Investors can determine if a stock is overbought or oversold by charting the ratio of higher closes, also known as the relative strength index, or RSI. This is a momentum oscillator that measures the direction that a stock is going, and the velocity of the move.
Cramer also matches the RSI of an individual stock to something else, maybe the relative strength of its sector or a larger index, and then measure the price action historically. He looks for anomalies where strength stands out, because that is a sign that there is a pending move or a change in momentum.
The inverse can also be true; a stock can also fall so fast that investors should expect it to snap back because it is technically oversold. These patterns are reliable indicators that a change in direction is about to occur, and are terrific action points.
So, for investors that are debating whether to buy a stock, have done all the research and find that the stock is overbought, Cramer said to wait for the inevitable pullback that almost always happens.

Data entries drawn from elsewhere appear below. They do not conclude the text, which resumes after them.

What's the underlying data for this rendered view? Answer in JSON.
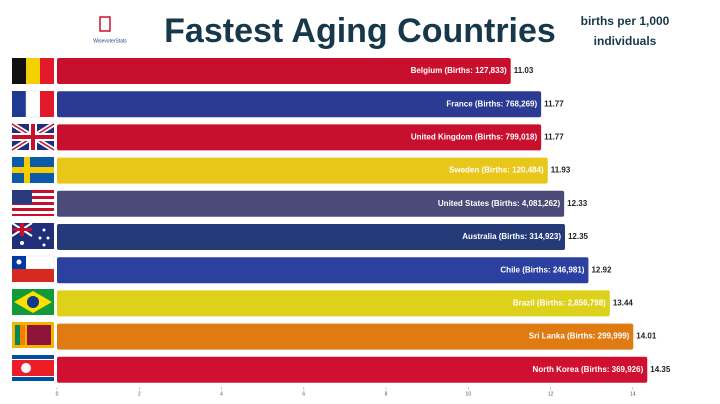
{
  "chart_data": {
    "type": "bar",
    "orientation": "horizontal",
    "title": "Fastest Aging Countries",
    "subtitle_lines": [
      "births per 1,000",
      "individuals"
    ],
    "logo_text": "WisevoterStats",
    "categories": [
      "Belgium (Births: 127,833)",
      "France (Births: 768,269)",
      "United Kingdom (Births: 799,018)",
      "Sweden (Births: 120,484)",
      "United States (Births: 4,081,262)",
      "Australia (Births: 314,923)",
      "Chile (Births: 246,981)",
      "Brazil (Births: 2,856,798)",
      "Sri Lanka (Births: 299,999)",
      "North Korea (Births: 369,926)"
    ],
    "values": [
      11.03,
      11.77,
      11.77,
      11.93,
      12.33,
      12.35,
      12.92,
      13.44,
      14.01,
      14.35
    ],
    "colors": [
      "#c8102e",
      "#2b3a92",
      "#c8102e",
      "#e8c61a",
      "#4c4a78",
      "#253a78",
      "#2c40a0",
      "#ddd11c",
      "#e07a12",
      "#cf1030"
    ],
    "xlim": [
      0,
      15
    ],
    "xticks": [
      0,
      2,
      4,
      6,
      8,
      10,
      12,
      14
    ]
  }
}
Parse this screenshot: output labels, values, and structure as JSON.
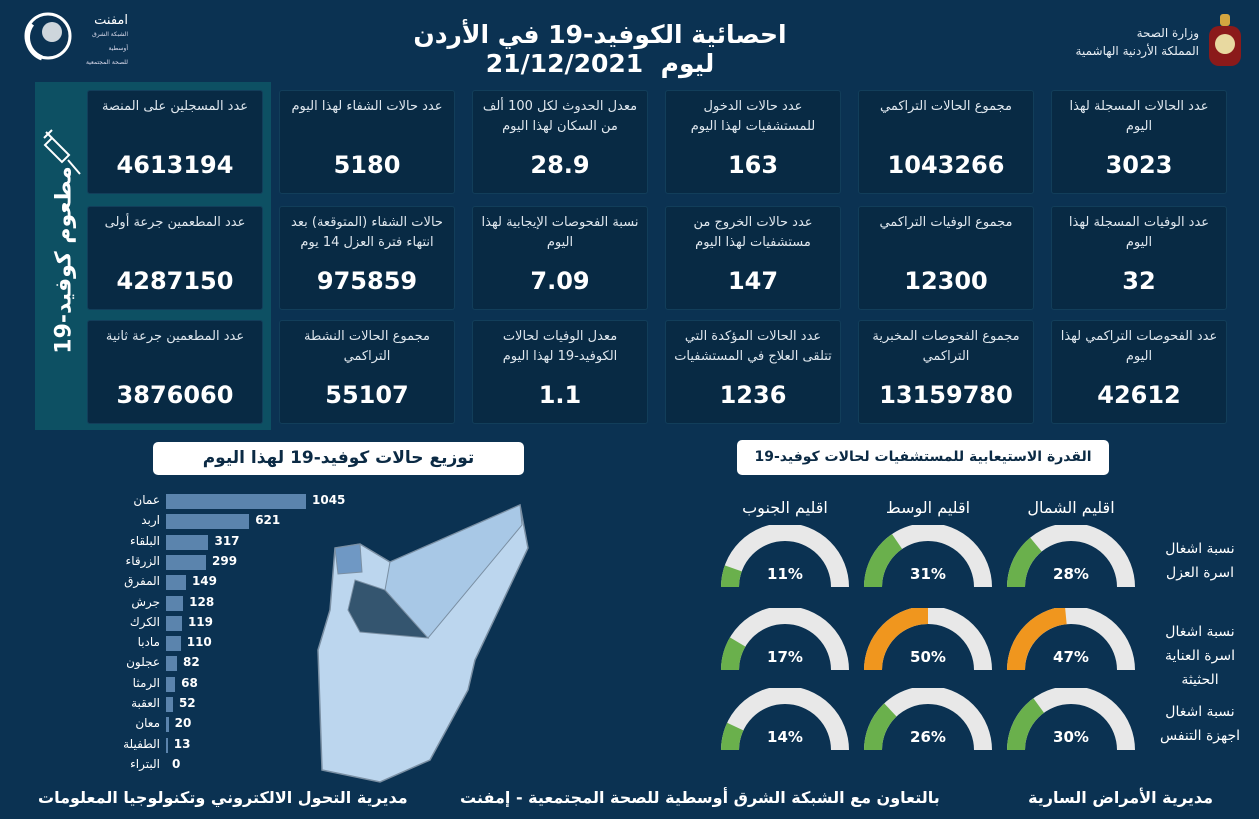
{
  "header": {
    "title": "احصائية الكوفيد-19 في الأردن ليوم",
    "date": "21/12/2021",
    "ministry_line1": "وزارة الصحة",
    "ministry_line2": "المملكة الأردنية الهاشمية",
    "partner_name": "امفنت",
    "partner_sub1": "الشبكة الشرق أوسطية",
    "partner_sub2": "للصحة المجتمعية"
  },
  "stats": [
    {
      "label": "عدد الحالات المسجلة لهذا اليوم",
      "value": "3023"
    },
    {
      "label": "مجموع الحالات التراكمي",
      "value": "1043266"
    },
    {
      "label": "عدد حالات الدخول للمستشفيات لهذا اليوم",
      "value": "163"
    },
    {
      "label": "معدل الحدوث لكل 100 ألف من السكان لهذا اليوم",
      "value": "28.9"
    },
    {
      "label": "عدد حالات الشفاء لهذا اليوم",
      "value": "5180"
    },
    {
      "label": "عدد الوفيات المسجلة لهذا اليوم",
      "value": "32"
    },
    {
      "label": "مجموع الوفيات التراكمي",
      "value": "12300"
    },
    {
      "label": "عدد حالات الخروج من مستشفيات لهذا اليوم",
      "value": "147"
    },
    {
      "label": "نسبة الفحوصات الإيجابية لهذا اليوم",
      "value": "7.09"
    },
    {
      "label": "حالات الشفاء (المتوقعة) بعد انتهاء فترة العزل 14 يوم",
      "value": "975859"
    },
    {
      "label": "عدد الفحوصات التراكمي لهذا اليوم",
      "value": "42612"
    },
    {
      "label": "مجموع الفحوصات المخبرية التراكمي",
      "value": "13159780"
    },
    {
      "label": "عدد الحالات المؤكدة التي تتلقى العلاج في المستشفيات",
      "value": "1236"
    },
    {
      "label": "معدل الوفيات لحالات الكوفيد-19 لهذا اليوم",
      "value": "1.1"
    },
    {
      "label": "مجموع الحالات النشطة التراكمي",
      "value": "55107"
    }
  ],
  "vaccine": {
    "title": "مطعوم كوفيد-19",
    "icon": "syringe-icon",
    "items": [
      {
        "label": "عدد المسجلين على المنصة",
        "value": "4613194"
      },
      {
        "label": "عدد المطعمين جرعة أولى",
        "value": "4287150"
      },
      {
        "label": "عدد المطعمين جرعة ثانية",
        "value": "3876060"
      }
    ]
  },
  "chart_data": [
    {
      "type": "bar",
      "title": "توزيع حالات كوفيد-19 لهذا اليوم",
      "orientation": "horizontal",
      "categories": [
        "عمان",
        "اربد",
        "البلقاء",
        "الزرقاء",
        "المفرق",
        "جرش",
        "الكرك",
        "مادبا",
        "عجلون",
        "الرمثا",
        "العقبة",
        "معان",
        "الطفيلة",
        "البتراء"
      ],
      "values": [
        1045,
        621,
        317,
        299,
        149,
        128,
        119,
        110,
        82,
        68,
        52,
        20,
        13,
        0
      ],
      "color": "#5b84ad"
    },
    {
      "type": "gauge",
      "title": "القدرة الاستيعابية للمستشفيات لحالات كوفيد-19",
      "columns": [
        "اقليم الشمال",
        "اقليم الوسط",
        "اقليم الجنوب"
      ],
      "rows": [
        {
          "label": "نسبة اشغال اسرة العزل",
          "values": [
            28,
            31,
            11
          ]
        },
        {
          "label": "نسبة اشغال اسرة العناية الحثيثة",
          "values": [
            47,
            50,
            17
          ]
        },
        {
          "label": "نسبة اشغال اجهزة التنفس",
          "values": [
            30,
            26,
            14
          ]
        }
      ],
      "unit": "%",
      "colors": {
        "low": "#6ab04c",
        "high": "#f0961e",
        "track": "#e8e8e8"
      }
    }
  ],
  "footer": {
    "right": "مديرية الأمراض السارية",
    "center": "بالتعاون مع الشبكة الشرق أوسطية للصحة المجتمعية - إمفنت",
    "left": "مديرية التحول الالكتروني وتكنولوجيا المعلومات"
  }
}
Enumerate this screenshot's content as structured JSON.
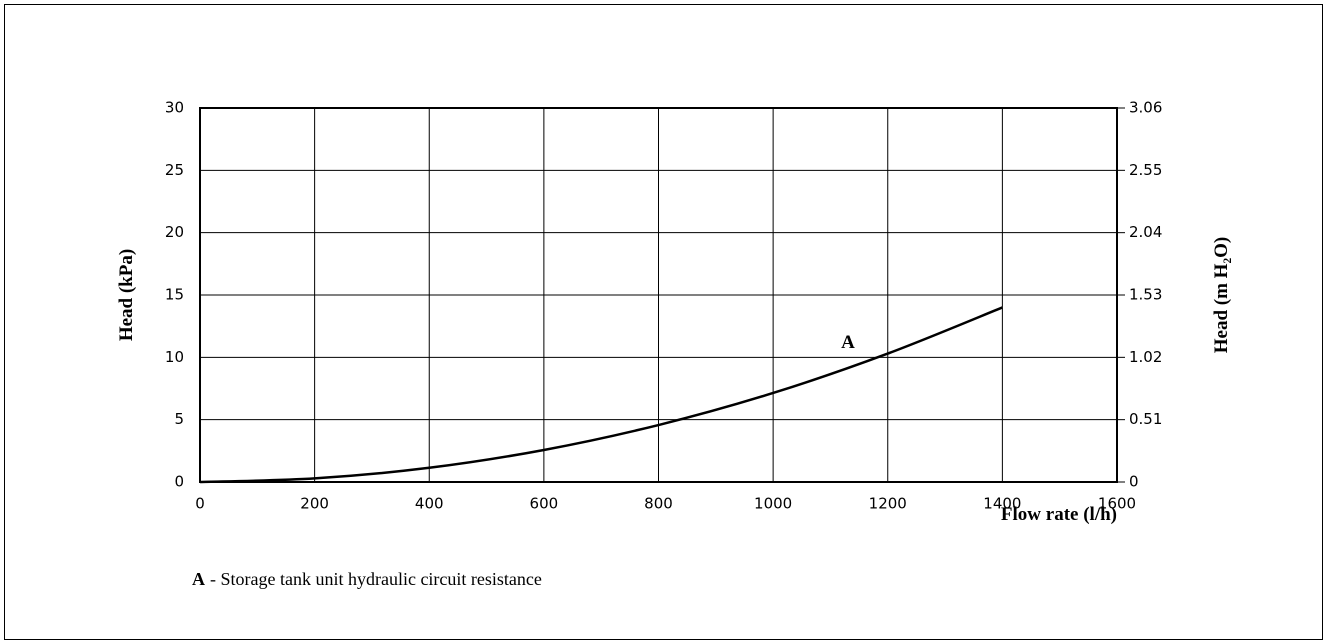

Sometimes stocks can even break through all of the ceilings of traditional significant measurement periods, and then stay overbought for weeks at a time. These stocks defy the notion of the inevitable gravitational pull of the old equilibrium line and can't be contained.
"When you spot these highly unusual moves you may be able to strap yourself into a real moon shot," Cramer said.
Volume is another key tool that chartists use to find pivots. It is often said that volume can be a lie detector to tell investors if a move is real or not. When there is a small move on light volume, technicians ignore it.
Chartists use volume to determine if large money managers are starting to accumulate or distribute the stock in an aggressive way.
They also measure something called an accumulation distribution line. This involves charting whether a stock closes higher on greater volume on any given day, versus lower or low volume. Most brokerage firms offer this kind of charting on their websites.
Cramer saw this occur with Monsanto in July 2012. He didn't care for the stock of the company at the time. But the accumulation-distribution line showed that the stock had down days with light volume and up days with heavy volume. That was a sure sign that more money was flowing into the stock, rather than out of it.
It turns out that Monsanto's stock had started correlating with the price of corn, which was going higher because of new demand for ethanol engendered by government price supports. Cramer was too concerned about near-term earnings, and worries about a shortfall to recognize what was happening.
"Powerful moves can, and often do, elude those who are only focused on the underlying companies and not the action of the stocks themselves," Cramer said.